The Porirua family only learned their child's picture was in the abuse campaign material when family and friends alerted them to the pamphlet.
The latest incident follows threats from another family whose daughter was the face of a Barnardos Christmas appeal two years ago which implied she came from a dysfunctional home with not enough to eat.
In that case, Jacqui Montgomery and former partner Lee Haenga were shocked when their daughter, Baylee, who was three at the time, was used as the face of the 2005 Christmas appeal. The message on the appeal envelope was worded as a letter to Santa and Baylee was renamed Mary.
"It said all she wanted for Christmas was her mum and dad to stop fighting," said Montgomery, 33. "That she wanted her brother, Johnny, to come back, and she wanted food to eat and clothes that fit her."
Haenga and Montgomery first learned of the envelope from concerned friends and upset family members.
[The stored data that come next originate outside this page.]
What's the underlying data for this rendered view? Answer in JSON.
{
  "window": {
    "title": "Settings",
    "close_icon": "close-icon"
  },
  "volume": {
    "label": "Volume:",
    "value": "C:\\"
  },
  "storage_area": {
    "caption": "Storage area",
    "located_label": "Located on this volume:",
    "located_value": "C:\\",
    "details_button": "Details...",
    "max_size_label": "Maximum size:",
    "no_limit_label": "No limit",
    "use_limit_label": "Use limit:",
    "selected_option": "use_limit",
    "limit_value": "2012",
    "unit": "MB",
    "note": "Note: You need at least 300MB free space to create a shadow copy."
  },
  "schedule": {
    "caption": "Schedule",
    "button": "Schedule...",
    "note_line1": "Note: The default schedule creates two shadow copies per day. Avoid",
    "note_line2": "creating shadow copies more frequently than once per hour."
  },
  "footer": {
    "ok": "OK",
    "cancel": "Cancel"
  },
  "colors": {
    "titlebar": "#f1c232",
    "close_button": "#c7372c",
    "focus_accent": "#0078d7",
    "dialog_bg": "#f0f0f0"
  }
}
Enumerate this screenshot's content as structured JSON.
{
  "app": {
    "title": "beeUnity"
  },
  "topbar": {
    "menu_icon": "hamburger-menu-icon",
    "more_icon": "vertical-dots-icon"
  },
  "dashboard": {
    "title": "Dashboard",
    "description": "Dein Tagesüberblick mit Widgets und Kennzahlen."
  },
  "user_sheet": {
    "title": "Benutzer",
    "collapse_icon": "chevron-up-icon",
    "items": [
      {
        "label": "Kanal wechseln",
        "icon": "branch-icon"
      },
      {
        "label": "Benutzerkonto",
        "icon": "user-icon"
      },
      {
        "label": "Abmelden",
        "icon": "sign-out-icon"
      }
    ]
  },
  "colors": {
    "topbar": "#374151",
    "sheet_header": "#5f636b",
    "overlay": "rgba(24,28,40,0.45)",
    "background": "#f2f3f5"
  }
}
They had not been warned before the appeal that Baylee featured in the campaign.
Montgomery, 33, had signed a photo permission form, believing her daughter's photograph would be used in a Barnardos' calendar, she told the Herald on Sunday. Had she known where her child's picture would end up she would never have agreed.
Barnardos' fundraising manager, Jeff Brown, said the use of Baylee's photograph had changed the way the organisation now illustrated its Christmas appeals.
He said in the latest incident, the family of the boy who featured on the child abuse pamphlet had signed a photo permission form some years previously, but were not told about the new pamphlet.
Barnardos has a policy of deleting photographs from its files after two years, but, in the case of last month's abuse pamphlet, this had not happened. The publication had now been pulled from circulation.
"Regardless of the rights and the wrongs of the situation, when people feel unhappy about something we want to resolve it," Brown said. "I concede... we don't want to upset children or parents, and having done so we feel bad.
"It was a reprint of a brochure which was low circulation, that was done without anybody checking it. In hindsight we shouldn't have done it."
Montgomery and Haenga, 31, said they had endured much embarrassment and stress over the Christmas appeal envelope. "We got really angry because it made out our daughter came from an abused family. How dare they not advise us before they printed it and we find out through friends and family. The whole family, especially the kid's grandmother, were upset when they read what was written," Montgomery said.
They had received an apology from Barnardos but were shocked to find it had again used a child's face in a campaign without the family's knowledge.
Brown said since the Montgomery and Haenga complaint, Barnardos no longer used photographs of children for mass appeals.